Charles Ellicott Commentary Genesis 30:37

Charles Ellicott Commentary

Genesis 30:37

1819–1905
Anglican
Charles Ellicott
Charles Ellicott

Charles Ellicott Commentary

Genesis 30:37

1819–1905
Anglican
SCRIPTURE

"And Jacob took him rods of fresh poplar, and of the almond and of the plane-tree. And peeled white streaks in them, and made the white appear which was in the rods." — Genesis 30:37 (ASV)

And Jacob took him rods ... Jacob’s plan was to place objects of a speckled color before the ewes and she-goats at breeding time, and as he put them at their watering-place, where everything was familiar to them, they would, with the usual curiosity of these animals, gaze intently upon them, with the physically certain result that many of them would bear speckled young.

Poplar. — Really, the storax-tree (styrax officinalis). “This,” says Canon Tristram, “is a very beautiful perfumed shrub, which grows abundantly on the lower hills of Palestine.” The word occurs elsewhere only in Hosea 4:13, and the idea that it was the poplar arises solely from the name signifying white; but this epithet is even more deserved by the storax, “which in March is covered with a sheet of white blossom, and is the predominant shrub through the dells of Carmel and Galilee” (Natural History of the Bible, pp. 395, 396).
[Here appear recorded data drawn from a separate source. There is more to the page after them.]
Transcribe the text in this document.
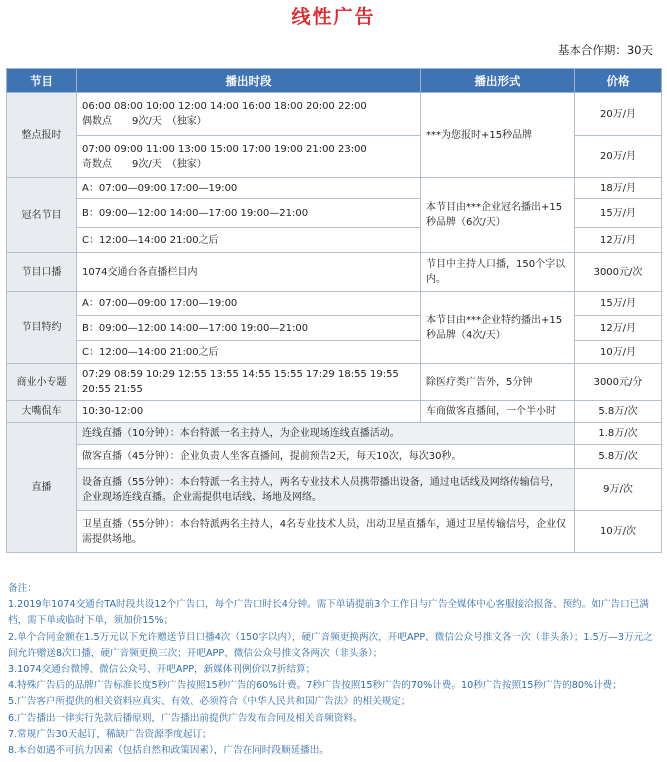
线性广告
基本合作期：30天
节目	播出时段	播出形式	价格
整点报时	06:00 08:00 10:00 12:00 14:00 16:00 18:00 20:00 22:00
偶数点　　9次/天　（独家）	***为您报时+15秒品牌	20万/月

	07:00 09:00 11:00 13:00 15:00 17:00 19:00 21:00 23:00
奇数点　　9次/天　（独家）		20万/月
冠名节目	A：07:00—09:00 17:00—19:00	本节目由***企业冠名播出+15秒品牌（6次/天）	18万/月
	B：09:00—12:00 14:00—17:00 19:00—21:00		15万/月
	C：12:00—14:00 21:00之后		12万/月
节目口播	1074交通台各直播栏目内	节目中主持人口播，150个字以内。	3000元/次
节目特约	A：07:00—09:00 17:00—19:00	本节目由***企业特约播出+15秒品牌（4次/天）	15万/月
	B：09:00—12:00 14:00—17:00 19:00—21:00		12万/月
	C：12:00—14:00 21:00之后		10万/月
商业小专题	07:29 08:59 10:29 12:55 13:55 14:55 15:55 17:29 18:55 19:55 20:55 21:55	除医疗类广告外，5分钟	3000元/分
大嘴侃车	10:30-12:00	车商做客直播间，一个半小时	5.8万/次
直播	连线直播（10分钟）：本台特派一名主持人，为企业现场连线直播活动。		1.8万/次
	做客直播（45分钟）：企业负责人坐客直播间，提前预告2天，每天10次，每次30秒。		5.8万/次
	设备直播（55分钟）：本台特派一名主持人，两名专业技术人员携带播出设备，通过电话线及网络传输信号，企业现场连线直播。企业需提供电话线、场地及网络。		9万/次
	卫星直播（55分钟）：本台特派两名主持人，4名专业技术人员，出动卫星直播车，通过卫星传输信号，企业仅需提供场地。		10万/次
备注：
1.2019年1074交通台TA时段共设12个广告口，每个广告口时长4分钟。需下单请提前3个工作日与广告全媒体中心客服接洽报备、预约。如广告口已满档，需下单或临时下单，须加价15%；
2.单个合同金额在1.5万元以下允许赠送节目口播4次（150字以内），硬广音频更换两次，开吧APP、微信公众号推文各一次（非头条）；1.5万—3万元之间允许赠送8次口播，硬广音频更换三次；开吧APP、微信公众号推文各两次（非头条）；
3.1074交通台微博、微信公众号、开吧APP，新媒体刊例价以7折结算；
4.特殊广告后的品牌广告标准长度5秒广告按照15秒广告的60%计费。7秒广告按照15秒广告的70%计费。10秒广告按照15秒广告的80%计费；
5.广告客户所提供的相关资料应真实、有效、必须符合《中华人民共和国广告法》的相关规定；
6.广告播出一律实行先款后播原则，广告播出前提供广告发布合同及相关音频资料。
7.常规广告30天起订，稀缺广告资源季度起订；
8.本台如遇不可抗力因素（包括自然和政策因素），广告在同时段顺延播出。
Hazel. — Hebrew, luz (Genesis 28:19), the almond-tree (amygdalus communis). Dr. Tristram (Natural History of the Bible, p. 358) says that he never observed the true hazel wild in Southern or Central Palestine, nor was it likely to occur in Mesopotamia. The almond is one of the most common trees in Palestine.

Chestnut tree. — Hebrew, armon, the plane-tree (platanus orientalis). “We never,” says Dr. Tristram (p. 345), “saw the chestnut in Palestine, except when planted in orchards in Lebanon; while the plane-tree, though local, is frequent beside streams and in plains.” The tree is mentioned again in Ezekiel 31:8.